Exploring the Top Incomes Database with Pandas and Matplotlib¶

Author: Ramiro Gómez

The World Top Incomes Database originated from research by Thomas Piketty on the distribution of top incomes in France in 2001 and has since then gathered information for more than 20 countries generating a large volume of data, intended as a resource for further analysis and research. The database is compiled and maintained by Facundo Alvaredo, Tony Atkinson, Thomas Piketty and Emmanuel Saez.

The income data being explored in this notebook was downloaded on July 25, 2015.

In [1]:

%load_ext signature
%matplotlib inline

import itertools
import math

import pandas as pd
import matplotlib as mpl
import matplotlib.pyplot as plt

plt.style.use('ramiro')

df = pd.read_excel('csv/top-incomes.xlsx', 1, skiprows=1)

chartinfo = 'Author: Ramiro Gómez - ramiro.org • Data: World Top Incomes Database - parisschoolofeconomics.eu'
infosize = 13

Exploring the dataset¶

In [2]:

df.head()

Out[2]:

	Country	Year	Top 10% income share	Top 10% income share-LAD	Top 10% income share-married couples & single adults	Top 10% income share-adults	Top 10% income share-tax data	Top 10% income share-IDS	Top 5% income share	Top 5% income share-LAD	...	Top 0.5-0.1% average income-including capital gains	Top 0.1-0.01% average income-including capital gains	P90 income threshold-including capital gains	P95 income threshold-including capital gains	P99 income threshold-including capital gains	P99.5 income threshold-including capital gains	P99.9 income threshold-including capital gains	P99.99 income threshold-including capital gains	Pareto-Lorenz coefficient	Inverted Pareto-Lorenz coefficient
0	Argentina	1932	NaN	NaN	NaN	NaN	NaN	NaN	NaN	NaN	...	NaN	NaN	NaN	NaN	NaN	NaN	NaN	NaN	1.659	2.517
1	Argentina	1933	NaN	NaN	NaN	NaN	NaN	NaN	NaN	NaN	...	NaN	NaN	NaN	NaN	NaN	NaN	NaN	NaN	1.674	2.484
2	Argentina	1934	NaN	NaN	NaN	NaN	NaN	NaN	NaN	NaN	...	NaN	NaN	NaN	NaN	NaN	NaN	NaN	NaN	1.652	2.534
3	Argentina	1935	NaN	NaN	NaN	NaN	NaN	NaN	NaN	NaN	...	NaN	NaN	NaN	NaN	NaN	NaN	NaN	NaN	1.655	2.526
4	Argentina	1936	NaN	NaN	NaN	NaN	NaN	NaN	NaN	NaN	...	NaN	NaN	NaN	NaN	NaN	NaN	NaN	NaN	1.723	2.382

5 rows × 412 columns

The table has one record per year and country for more than 400 different variables. Coverage for each country and year varies in the top incomes database. To first compare countries in a single year, we have to make sure, that there is sufficient data available.

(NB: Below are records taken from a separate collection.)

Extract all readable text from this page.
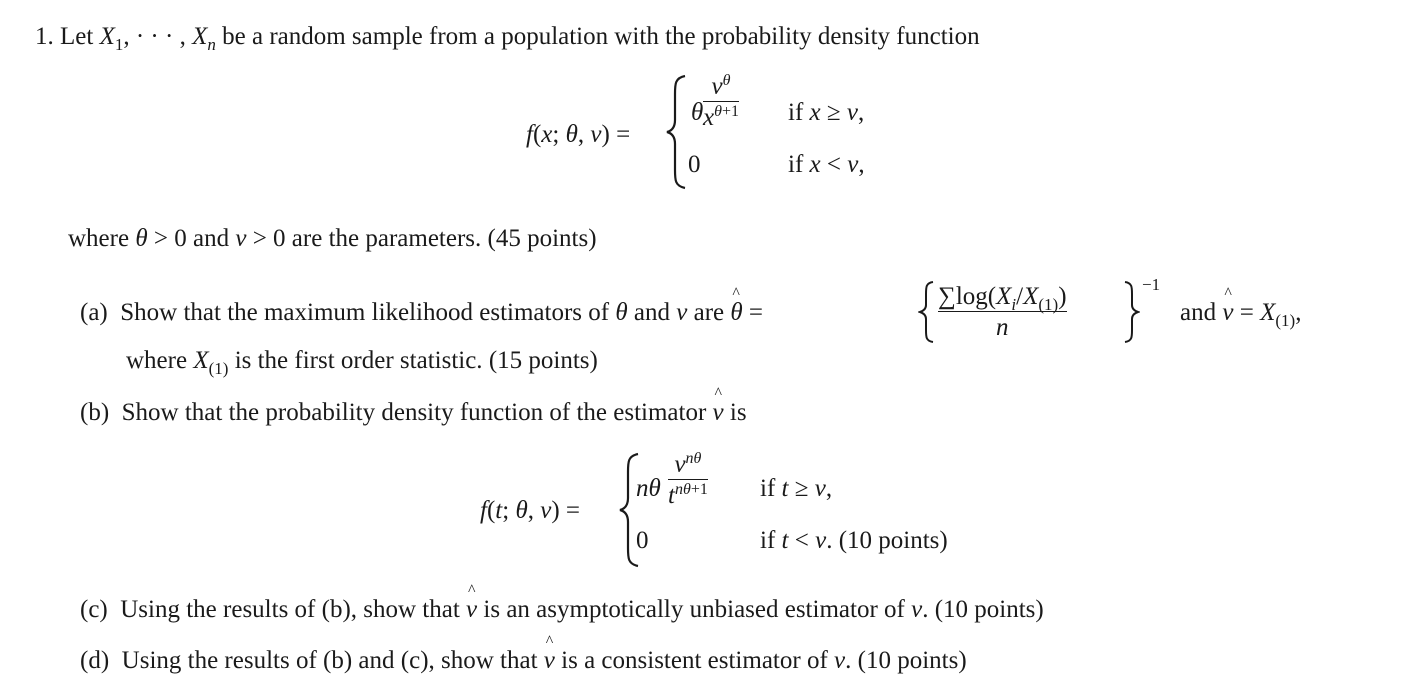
1. Let $X_1$, · · · , $X_n$ be a random sample from a population with the probability density function
f(x; θ, ν) =
θ
$\nu^\theta$
$x^{\theta+1}$ if x ≥ ν,
0	if x < ν,
where θ > 0 and ν > 0 are the parameters. (45 points)
(a) Show that the maximum likelihood estimators of θ and ν are ^ θ =
$\sum\log(X_i/X_{(1)})$
n
−1
and ^ $\nu = X_{(1)}$,
where $X_{(1)}$ is the first order statistic. (15 points)
(b) Show that the probability density function of the estimator ^ ν is
f(t; θ, ν) =
nθ
$\nu^{n\theta}$
$t^{n\theta+1}$ if t ≥ ν,
0	if t < ν. (10 points)
(c) Using the results of (b), show that ^ ν is an asymptotically unbiased estimator of ν. (10 points)
(d) Using the results of (b) and (c), show that ^ ν is a consistent estimator of ν. (10 points)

So let's find out the most recent year that has at least 15 records in the Top 1% income share column. We set column variables, create a new dataframe with the relevant columns, call the value_counts() method of the Year series, then select only the years with more then 15 records, and sort the result in descending order by year.

In [3]:

income_col = 'Top 1% income share'
cols = ['Year', 'Country', income_col]
df_top = df[cols].dropna(axis=0, how='any')

year_counts = df_top.Year.value_counts()
sufficient = year_counts[year_counts > 15]
sufficient.sort_index(ascending=False).head()

Out[3]:

2010    16
2009    17
2008    17
2007    17
2006    17
dtype: int64

Since 2010 is the most recent year with enough records, it will be used for plotting a country ranking sorted by the income share of the top 1% earners from higher to lower percentages.

In [4]:

year = 2010
title = 'Income share of the top 1% earners across countries in {}'.format(year)

df_top_year = df_top[df_top['Year'] == year].sort(columns=[income_col])

s = df_top_year.set_index('Country')[income_col]
ax = s.plot(
    kind='barh',
    figsize=(12, 8), 
    title=title)
ax.tick_params(labelbottom='off')
ax.set_ylabel('', visible=False)

for i, label in enumerate(s):
    ax.annotate(str(label) + '%', (label + .2, i - .15))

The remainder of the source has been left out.